The first ABFFE Book of the Month is Bruce Barry’s Speechless: The Erosion of Free Expression in the American Workplace (June, Berrett-Koehler Publishers, 978-1-57675-397-2). Barry, a professor of management and sociology at Vanderbilt University and president of the American Civil Liberties Union of Tennessee, observes that contrary to what most Americans believe, they enjoy few protections for free speech on the job. The First Amendment bars censorship by government, not private parties, Barry notes. It is even legal for an employer to fire a person whose car sports a bumper sticker boosting the “wrong” candidate. Barry believes that efforts to control their employee speech are growing–both on and off the job.

An interview with Barry can be found here.


Appeals Court Reviews Miami School Board Ban

The Miami School Board’s fight to ban a children’s picture book, Vamos a Cuba, continues. On June 6, a school board attorney told the 11th Circuit Court of Appeals that the board was entitled to ban the book from school libraries because it contains “inaccuracies.” The board is appealing a lower court decision that ordered it to keep the book in the libraries. ABFFE has filed an amicus brief supporting the ACLU’s challenge to the ban.

The controversy began ase last summer when when a former Cuban political prisoner complained that Vamos a Cuba, which is intended for children between the ages of four and six, was “untruthful” because it “portray[ed] a life in Cuba that does not exist.” Two panels reviewed the book and upheld its use in school libraries by a combined vote of 22-2. But the book was banned.
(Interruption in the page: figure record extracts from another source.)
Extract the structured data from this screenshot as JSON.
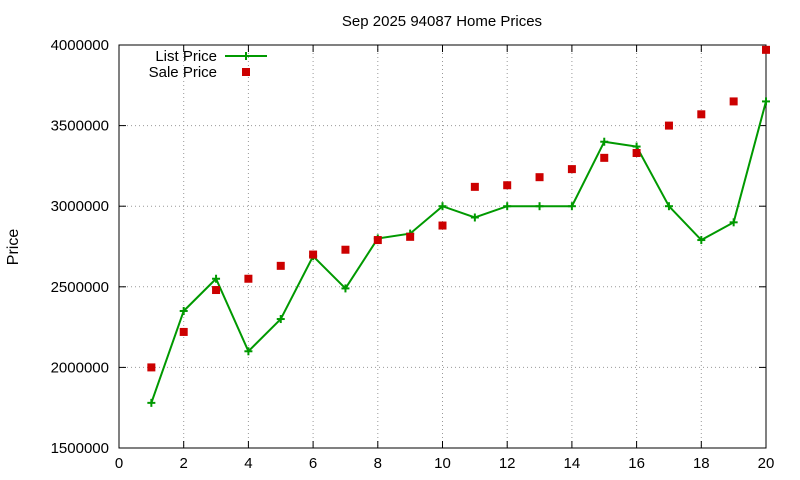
{
  "chart_data": {
    "type": "line",
    "title": "Sep 2025 94087 Home Prices",
    "xlabel": "",
    "ylabel": "Price",
    "xlim": [
      0,
      20
    ],
    "ylim": [
      1500000,
      4000000
    ],
    "xticks": [
      0,
      2,
      4,
      6,
      8,
      10,
      12,
      14,
      16,
      18,
      20
    ],
    "yticks": [
      1500000,
      2000000,
      2500000,
      3000000,
      3500000,
      4000000
    ],
    "grid": true,
    "legend_position": "top-left",
    "series": [
      {
        "name": "List Price",
        "style": "line-plus",
        "color": "#009900",
        "x": [
          1,
          2,
          3,
          4,
          5,
          6,
          7,
          8,
          9,
          10,
          11,
          12,
          13,
          14,
          15,
          16,
          17,
          18,
          19,
          20
        ],
        "y": [
          1780000,
          2350000,
          2550000,
          2100000,
          2300000,
          2690000,
          2490000,
          2800000,
          2830000,
          3000000,
          2930000,
          3000000,
          3000000,
          3000000,
          3400000,
          3370000,
          3000000,
          2790000,
          2900000,
          3650000
        ]
      },
      {
        "name": "Sale Price",
        "style": "square-markers",
        "color": "#cc0000",
        "x": [
          1,
          2,
          3,
          4,
          5,
          6,
          7,
          8,
          9,
          10,
          11,
          12,
          13,
          14,
          15,
          16,
          17,
          18,
          19,
          20
        ],
        "y": [
          2000000,
          2220000,
          2480000,
          2550000,
          2630000,
          2700000,
          2730000,
          2790000,
          2810000,
          2880000,
          3120000,
          3130000,
          3180000,
          3230000,
          3300000,
          3330000,
          3500000,
          3570000,
          3650000,
          3970000
        ]
      }
    ]
  }
}
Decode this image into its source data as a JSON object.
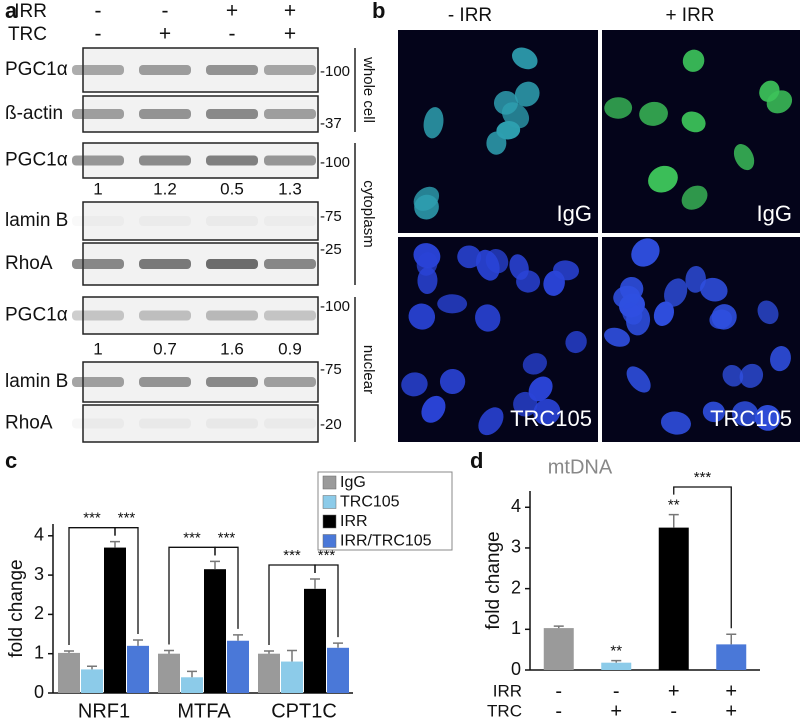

One school board member said the book should have included the fact that “[t]he people of Cuba survive without civil liberties and due process under the law and receive 10- to 20-year prison sentences for simply writing a document or voicing an opinion contrary to the party line.”

Another complaint was that the book didn’t make clear that “education is permeated by political control and indoctrination” or that “[h]igh pregnancy rates in adolescence are a bi-product” of adolescents being sent to the countryside to do unpaid agricultural work.